Model Answer: A Gini coefficient of 0.98 indicates extreme concentration, but this alone does not mean the token is controlled by "five whales" or is a scam. Several legitimate factors inflate token Gini coefficients: (1) Exchange addresses hold tokens on behalf of millions of individual users --- Binance's hot wallet might hold 15% of a token's supply representing thousands of customers. (2) Team and treasury addresses hold tokens earmarked for grants, development, and ecosystem growth, not personal wealth. (3) Smart contract addresses (like Uniswap liquidity pools or staking contracts) hold tokens that are collectively owned by many liquidity providers or stakers. (4) Burned or locked tokens in dead addresses inflate apparent concentration. Before concluding that a token is whale-controlled, an analyst must decompose the top holders by entity type: separate exchange addresses, treasury addresses, smart contracts, and known locked/burned supplies from genuine individual whale holdings. Only the residual concentration among identifiable individual wallets indicates real plutocratic control.


Question 19

Explain the "observer effect" in on-chain analytics and give one concrete example of how it changes the behavior being observed.
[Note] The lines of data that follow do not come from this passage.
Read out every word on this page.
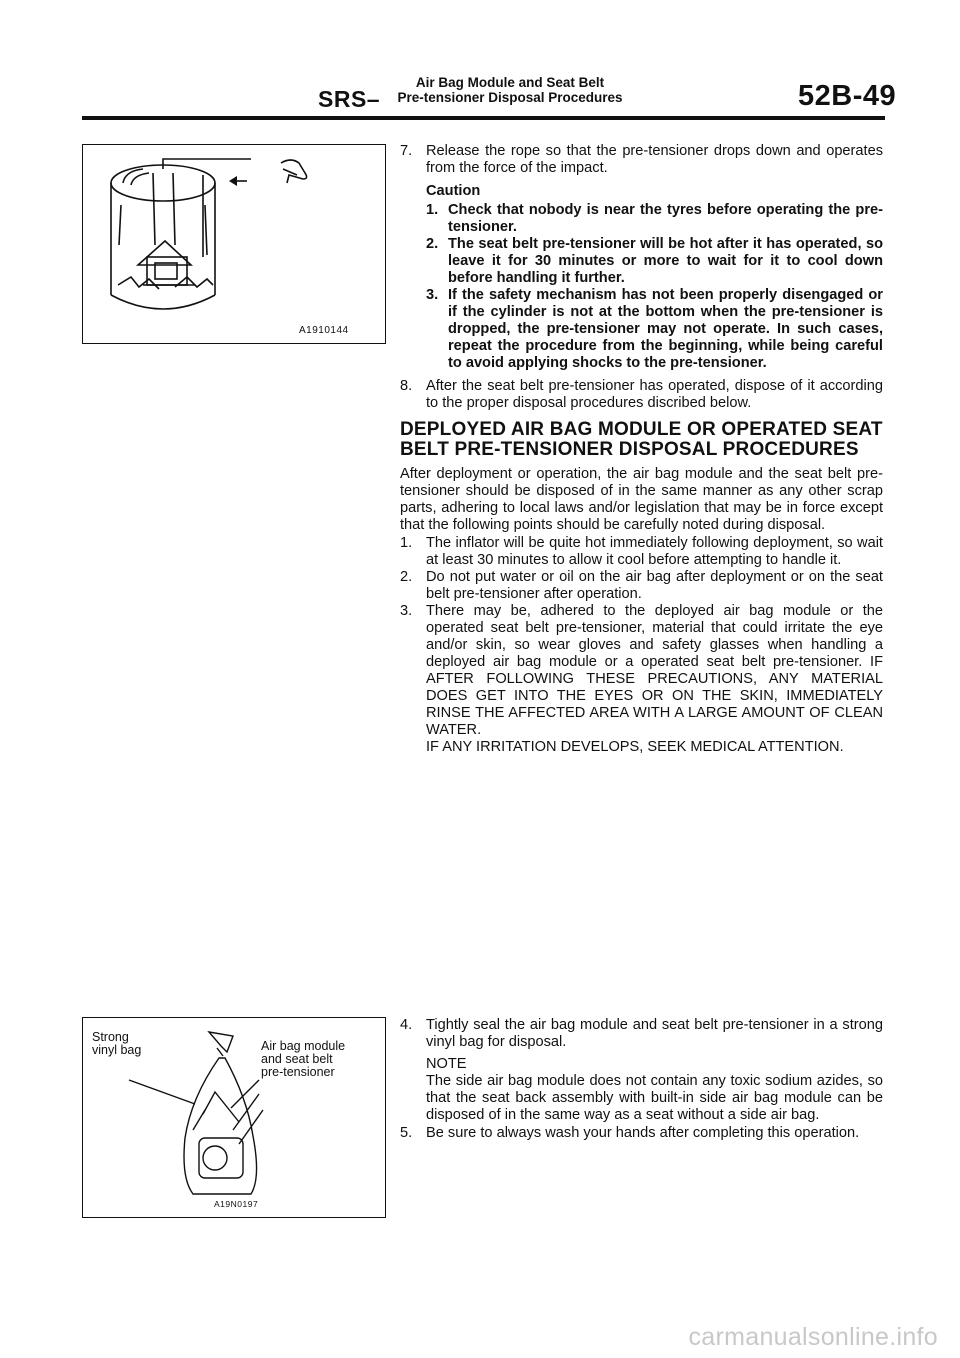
SRS–
Air Bag Module and Seat Belt
Pre-tensioner Disposal Procedures	52B-49
A1910144
Strong
vinyl bag	Air bag module
and seat belt
pre-tensioner
A19N0197
7. Release the rope so that the pre-tensioner drops down and operates from the force of the impact.
Caution
1. Check that nobody is near the tyres before operating the pre-tensioner.
2. The seat belt pre-tensioner will be hot after it has operated, so leave it for 30 minutes or more to wait for it to cool down before handling it further.
3. If the safety mechanism has not been properly disengaged or if the cylinder is not at the bottom when the pre-tensioner is dropped, the pre-tensioner may not operate. In such cases, repeat the procedure from the beginning, while being careful to avoid applying shocks to the pre-tensioner.
8. After the seat belt pre-tensioner has operated, dispose of it according to the proper disposal procedures discribed below.
DEPLOYED AIR BAG MODULE OR OPERATED SEAT BELT PRE-TENSIONER DISPOSAL PROCEDURES

After deployment or operation, the air bag module and the seat belt pre-tensioner should be disposed of in the same manner as any other scrap parts, adhering to local laws and/or legislation that may be in force except that the following points should be carefully noted during disposal.

1. The inflator will be quite hot immediately following deployment, so wait at least 30 minutes to allow it cool before attempting to handle it.
2. Do not put water or oil on the air bag after deployment or on the seat belt pre-tensioner after operation.
3. There may be, adhered to the deployed air bag module or the operated seat belt pre-tensioner, material that could irritate the eye and/or skin, so wear gloves and safety glasses when handling a deployed air bag module or a operated seat belt pre-tensioner. IF AFTER FOLLOWING THESE PRECAUTIONS, ANY MATERIAL DOES GET INTO THE EYES OR ON THE SKIN, IMMEDIATELY RINSE THE AFFECTED AREA WITH A LARGE AMOUNT OF CLEAN WATER.
IF ANY IRRITATION DEVELOPS, SEEK MEDICAL ATTENTION.
4. Tightly seal the air bag module and seat belt pre-tensioner in a strong vinyl bag for disposal.
NOTE
The side air bag module does not contain any toxic sodium azides, so that the seat back assembly with built-in side air bag module can be disposed of in the same way as a seat without a side air bag.
5. Be sure to always wash your hands after completing this operation.
carmanualsonline.info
Model Answer: The observer effect in on-chain analytics refers to the phenomenon where the act of publicly monitoring blockchain activity causes sophisticated actors to change their behavior to avoid detection. Because blockchain analysis tools and their methodologies are widely known, the entities being studied adapt their strategies. Concrete example: When whale alert services began monitoring large Bitcoin transfers and broadcasting them on social media, institutional traders and large holders began splitting their orders across multiple wallets and executing them over longer time periods rather than making single large transfers. A fund that might have previously moved 5,000 BTC in one transaction now moves 500 BTC through ten different addresses over a week, specifically to avoid triggering whale alerts that could move the market against them before their order is complete. This makes single-transfer whale metrics less reliable over time, because the most sophisticated whales are precisely the ones most likely to structure their transactions to avoid detection. The measurable activity becomes an increasingly biased sample skewed toward less sophisticated participants.


Question 20

You are building an on-chain analytics dashboard for a new DeFi lending protocol. Name four metrics you would include, explain what each one measures, and identify one limitation or caveat for each metric.

Model Answer: (1) Total Value Locked (TVL): Total USD value of assets deposited in the protocol's smart contracts. Limitation: TVL inflates when underlying asset prices rise, even without new deposits; also inflatable through recursive borrowing. (2) Daily active borrowers: Number of unique addresses with active loans. Limitation: A single entity can use multiple addresses, and bot activity can inflate unique address counts. (3) Utilization rate: Percentage of deposited assets currently lent out (borrowed amount / total deposits). Limitation: Extremely high utilization may indicate risk (depositors cannot withdraw), not health. (4) 30-day user retention rate: Percentage of users who interacted with the protocol 30 days ago who are still active today. Limitation: Short-term incentive programs can temporarily inflate retention; also, DeFi users may legitimately need to borrow only once (e.g., for a specific purchase), so low retention does not always indicate a problem. Each metric provides one facet of protocol health, but none tells the complete story alone.